Former Environmental Protection Agency head Scott Pruitt announced last year that his agency would repeal the Obama-era Clean Power Plan (CPP), which the EPA had estimated would prevent 90,000 asthma attacks in children and save 4,500 lives each year. The plan’s replacement, the “Affordable Clean Energy Rule,” relaxes regulations for coal plants. If implemented, it could lead to 1,400 more premature deaths each year by 2030, according to EPA estimates.
Public comment on the proposed replacement plan just closed Wednesday. A dozen national medical and public health organizations — including the American Lung Association, the National Association of County and City Health Officials, and others representing physicians and nurses — submitted a joint comment urging the EPA to stick to the original Clean Power Plan. Their letter highlighted the dangers of both air pollution and climate change, which can increase the production of smog and fuel wildfires and dust storms that can also make it harder to breathe.
“The changing climate threatens the health of Americans alive now and in future generations,” they wrote. “The nation has a short window to act to reduce those threats.”
In case you’re in need of a “just how bad is it” reality check, earlier this week, the World Health Organization released a report stating 93 percent of kids under 15 are breathing air that endangers their health and development. Even in wealthy countries like the U.S., more than half of children under the age of 5 are exposed to pollution levels above the WHO’s air quality guidelines.
Kids are particularly vulnerable to air pollution because they’re short and air pollution concentrates closer to the ground, the report says. Their growing bodies and brains are more affected by toxins that can, among other health risks, affect neurodevelopment and cognitive ability.
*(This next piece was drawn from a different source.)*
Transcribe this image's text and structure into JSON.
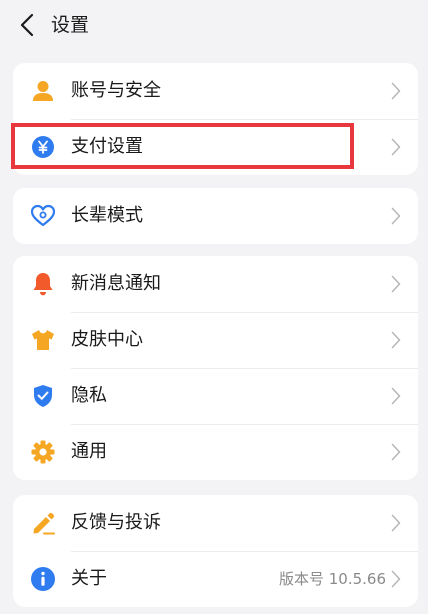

“Air pollution is stunting our children’s brains,” Maria Neira, director of WHO’s Department of Public Health, said in a statement. But, she added, “There are many straight-forward ways to reduce emissions of dangerous pollutants.”
Which brings us back to the EPA’s proposed energy plan.
Green Latinos submitted a comment on the plan, highlighting the disproportionate burdens placed on communities of color: “One of two Latinos in the United States lives in a county that does not meet EPA’s public health air quality standard. We also know that 40 percent of Latinos live within 30 miles of a power plant, and that Latino children are 40 percent more likely to die from asthma than non-Latino white children…Carbon pollution also endangers Latinos nationwide by driving climate change. Already, we see Latinos on the frontlines of climate change, in the line of fire of extreme heat in the Southwest, extreme drought in California, and sea level rise in Florida.”
The National Mining Association, on the other hand, applauded the EPA’s repeal of Obama-era emissions regulations. “[The Clean Power Plan] is based on the misguided notion that the nation must stop using fossil fuels because these fuels are harmful to the public interest,” wrote Association President and CEO Hal Quinn.
The EPA is expected to put forward a final rule by the end of the year.